Here are some arguments in favor of the choice of rule-based translation concerning machine translation of endangered languages (it relates to the philosophy of language policy):

  • there does not exist at present time a reliable corpus between the given endangered language and other languages
  • endangered languages are often polynomic, i.e. there exist some main variants of the language that coexist: it is important to preserve them since (i) it is a feature of diversity and (ii) it is an inherent feature of the given endangered language, and to distinguish between these variants. In addition, any translation should not contain a mix up of these variants. This also complicates the process of building a proper corpus, since the scarce existing corpus is made up of different variants of the language.
  • in the lack of an adequate corpus, statistical machine translation is not able to provide quality translation of the given endangered language (while on the other hand it succeeds with common languages where excellent corpora are available): arguably, providing low quality translation (although the attempt is meritable) could harm these endangered languages that are by definition vulnerable, since people could use and diffuse the resulting low quality translation.

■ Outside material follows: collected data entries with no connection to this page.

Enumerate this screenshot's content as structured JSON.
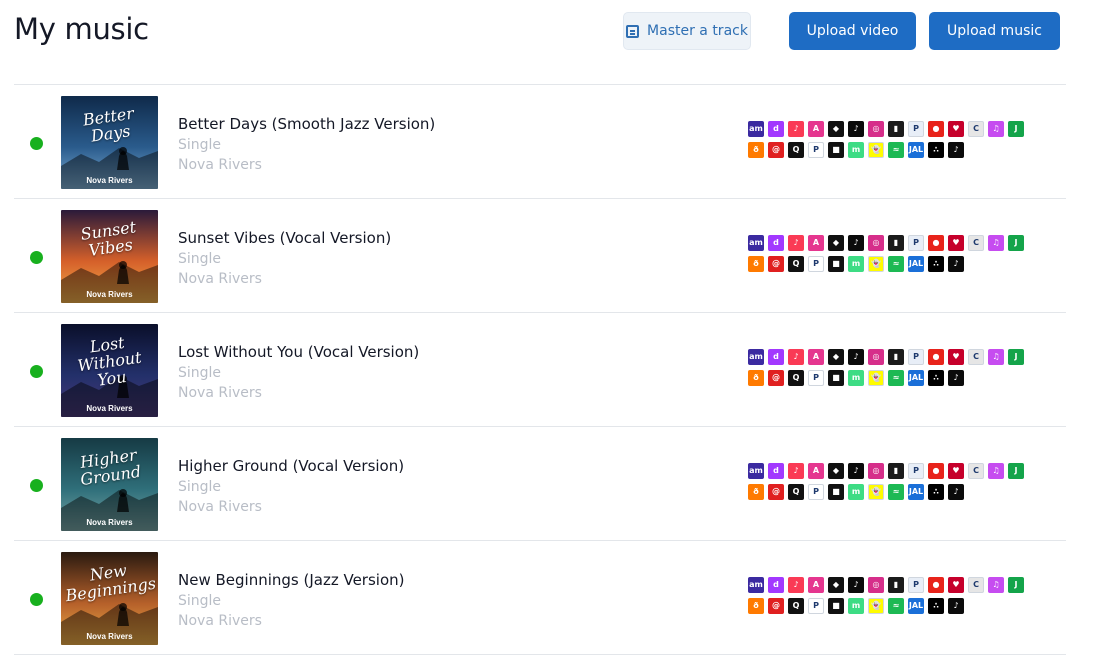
{
  "header": {
    "title": "My music",
    "master_label": "Master a track",
    "upload_video_label": "Upload video",
    "upload_music_label": "Upload music",
    "accent": "#1e6cc4"
  },
  "status_color": "#18b01e",
  "platform_icons_row1": [
    {
      "name": "amazon-music-icon",
      "bg": "#3b2aa0",
      "glyph": "am"
    },
    {
      "name": "deezer-icon",
      "bg": "#a238ff",
      "glyph": "d"
    },
    {
      "name": "apple-music-icon",
      "bg": "#fa3a55",
      "glyph": "♪"
    },
    {
      "name": "anghami-icon",
      "bg": "#e5368f",
      "glyph": "A"
    },
    {
      "name": "tidal-icon",
      "bg": "#111111",
      "glyph": "◆"
    },
    {
      "name": "tiktok-icon",
      "bg": "#0b0b0b",
      "glyph": "♪"
    },
    {
      "name": "instagram-icon",
      "bg": "#d62e8a",
      "glyph": "◎"
    },
    {
      "name": "boomplay-icon",
      "bg": "#1b1b1b",
      "glyph": "▮"
    },
    {
      "name": "pandora-icon",
      "bg": "#e8eef7",
      "glyph": "P"
    },
    {
      "name": "napster-icon",
      "bg": "#e8231b",
      "glyph": "●"
    },
    {
      "name": "iheartradio-icon",
      "bg": "#c6002b",
      "glyph": "♥"
    },
    {
      "name": "claro-musica-icon",
      "bg": "#e6e6e6",
      "glyph": "C"
    },
    {
      "name": "itunes-icon",
      "bg": "#c64cf0",
      "glyph": "♫"
    },
    {
      "name": "joox-icon",
      "bg": "#14a44a",
      "glyph": "J"
    }
  ],
  "platform_icons_row2": [
    {
      "name": "audiomack-icon",
      "bg": "#ff7a00",
      "glyph": "ð"
    },
    {
      "name": "netease-icon",
      "bg": "#e02020",
      "glyph": "@"
    },
    {
      "name": "qobuz-icon",
      "bg": "#111111",
      "glyph": "Q"
    },
    {
      "name": "pandora-p-icon",
      "bg": "#ffffff",
      "glyph": "P"
    },
    {
      "name": "roblox-icon",
      "bg": "#111111",
      "glyph": "■"
    },
    {
      "name": "anghami-green-icon",
      "bg": "#3ddc84",
      "glyph": "m"
    },
    {
      "name": "snapchat-icon",
      "bg": "#fffc00",
      "glyph": "👻"
    },
    {
      "name": "spotify-icon",
      "bg": "#1db954",
      "glyph": "≈"
    },
    {
      "name": "kkbox-icon",
      "bg": "#1a6fd8",
      "glyph": "JAL"
    },
    {
      "name": "tidal-dots-icon",
      "bg": "#000000",
      "glyph": "∴"
    },
    {
      "name": "tiktok-music-icon",
      "bg": "#0b0b0b",
      "glyph": "♪"
    }
  ],
  "tracks": [
    {
      "title": "Better Days (Smooth Jazz Version)",
      "type": "Single",
      "artist": "Nova Rivers",
      "cover_title": "Better\nDays",
      "cover_artist": "Nova Rivers"
    },
    {
      "title": "Sunset Vibes (Vocal Version)",
      "type": "Single",
      "artist": "Nova Rivers",
      "cover_title": "Sunset\nVibes",
      "cover_artist": "Nova Rivers"
    },
    {
      "title": "Lost Without You (Vocal Version)",
      "type": "Single",
      "artist": "Nova Rivers",
      "cover_title": "Lost\nWithout You",
      "cover_artist": "Nova Rivers"
    },
    {
      "title": "Higher Ground (Vocal Version)",
      "type": "Single",
      "artist": "Nova Rivers",
      "cover_title": "Higher\nGround",
      "cover_artist": "Nova Rivers"
    },
    {
      "title": "New Beginnings (Jazz Version)",
      "type": "Single",
      "artist": "Nova Rivers",
      "cover_title": "New\nBeginnings",
      "cover_artist": "Nova Rivers"
    }
  ]
}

On those grounds, given this vulnerability, it could be argued that a minimum 80% quality translation is needed for a given pair involving an endangered language.
  • in addition, it should be pointed out that endangered languages are usually in a ‘diglossic’ relationship with another language: what is needed as a matter of priority is to provide translation between the two languages of this pair

(to be continued)

Word-sense disambiguation: first test of new engine

Now testing the new engine with the semantically ambiguous French ‘échecs’ = fiaschi/scacchi (failures/chess).

What is interesting here is that semantic disambiguation transfers successfully into English (although the French/English engine is still in its infancy as there are still a lot of grammatical errors):

Now further tests are needed with some other semantically ambiguous words:

  • ‘défense’: defense/tusk; Corsican: difesa/sanna
  • ‘fils’: sons/wires; Corsican: figlioli/fili
  • ‘comprendre’:
    understand/comprise; Corsican: capisce/cumprende
  • ‘vol’: flight/theft; Corsican: bulu/arrubecciu
  • ‘voler’: fly/steal; Corsican: bulà/arrubà
  • ‘échecs’: chess/failures; Corsican: scacchi/fiaschi
  • ‘palais’: palace/palaces/palate/palates; Corsican: palazzu/palazzi/palate/palates

In the background, the unresolved threefold ambiguity of French ‘partie’ = parti/partita/partita (part/game/gone) is lurking…

French ‘fin’ followed by a year number: fixed

Tagger improvement: fixed this issue. French ‘l’Empire allemand’ now translates properly into l’Imperu alimanu (the German Empire). French word ‘fin’ is now identified as a preposition when followed by a year number.

The above excerpt is translated into the ‘sartinesu’ variant of Corsican language.

This issue relates to the more general problem of the grammatical status of numbers, a problem to which we shall return later.